8. The processing circuit of claim 7,

wherein the processing element is configured to receive the first input bit and the second input bit for an application of the logic operation to a digit of the binary number and the first input bit is the result bit of an application of the logic operation to the same or a different digit of the binary number and the second input bit is the result bit of an application of the logic operation to the same or a different digit of the binary number.

9. The processing circuit of claim 1,

wherein the first input bit or the second input bit is a carry bit of an addition applied to a different digit of the binary number.

10. The processing circuit of claim 7,

wherein the logic operation includes an addition of the first input bit and the second input bit and a bit of another binary number.

11. The processing circuit of claim 1,

wherein the first input bit and the second input bit are bits for one digit of a carry save representation of a binary number.

12. The processing circuit of claim 1,

wherein the first input path includes a first memory element for storing the first input bit and the second input path includes a second memory element for storing the second input bit.

13. The processing circuit of claim 12,

wherein the first memory element is a first flip-flop; and

wherein the second memory element is a second flip-flop.

14. The processing circuit of claim 1,

wherein the processing element is simplified on the basis of the first input bit and the second input bit being distributed to the first input path and the second input path according to the predetermined sorting rule.

15. The processing circuit of claim 14,

wherein the processing element is simplified such that it carries out the logic operation erroneously when the first input bit and the second input bit are not distributed to the first input path and the second input path according to the predetermined sorting rule.

16. The processing circuit of claim 1,

wherein the processing element is set up to carry out the logic operation according to a truth table that, allowing for the first input bit and the second input bit being distributed to the first input path and the second input path according to the predetermined sorting rule, is simplified such that the processing element can carry out the logic operation erroneously when the first input bit and the second input bit are not distributed to the first input path and the second input path according to the predetermined sorting rule.

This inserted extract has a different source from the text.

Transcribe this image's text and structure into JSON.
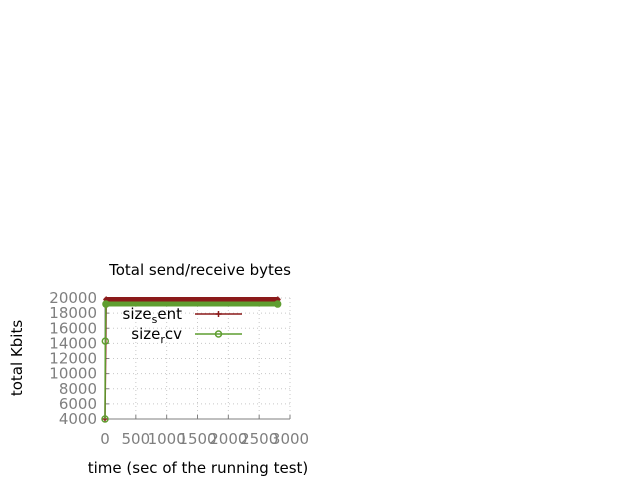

17. The processing circuit of claim 1,

wherein the processing circuit is a reduced full adder circuit.

18. The processing circuit of claim 14,

wherein the processing circuit is a reduced mirror adder circuit.

19. A method for operating a processing circuit, the method comprising:

distributing a first input bit and a second input bit according to a predetermined sorting rule to a first input path and a second input path to a processing element for receiving the first input bit and the second input bit via the first input path and the second input path and for performing a logic operation which is commutative with respect to the first input bit and the second input bit.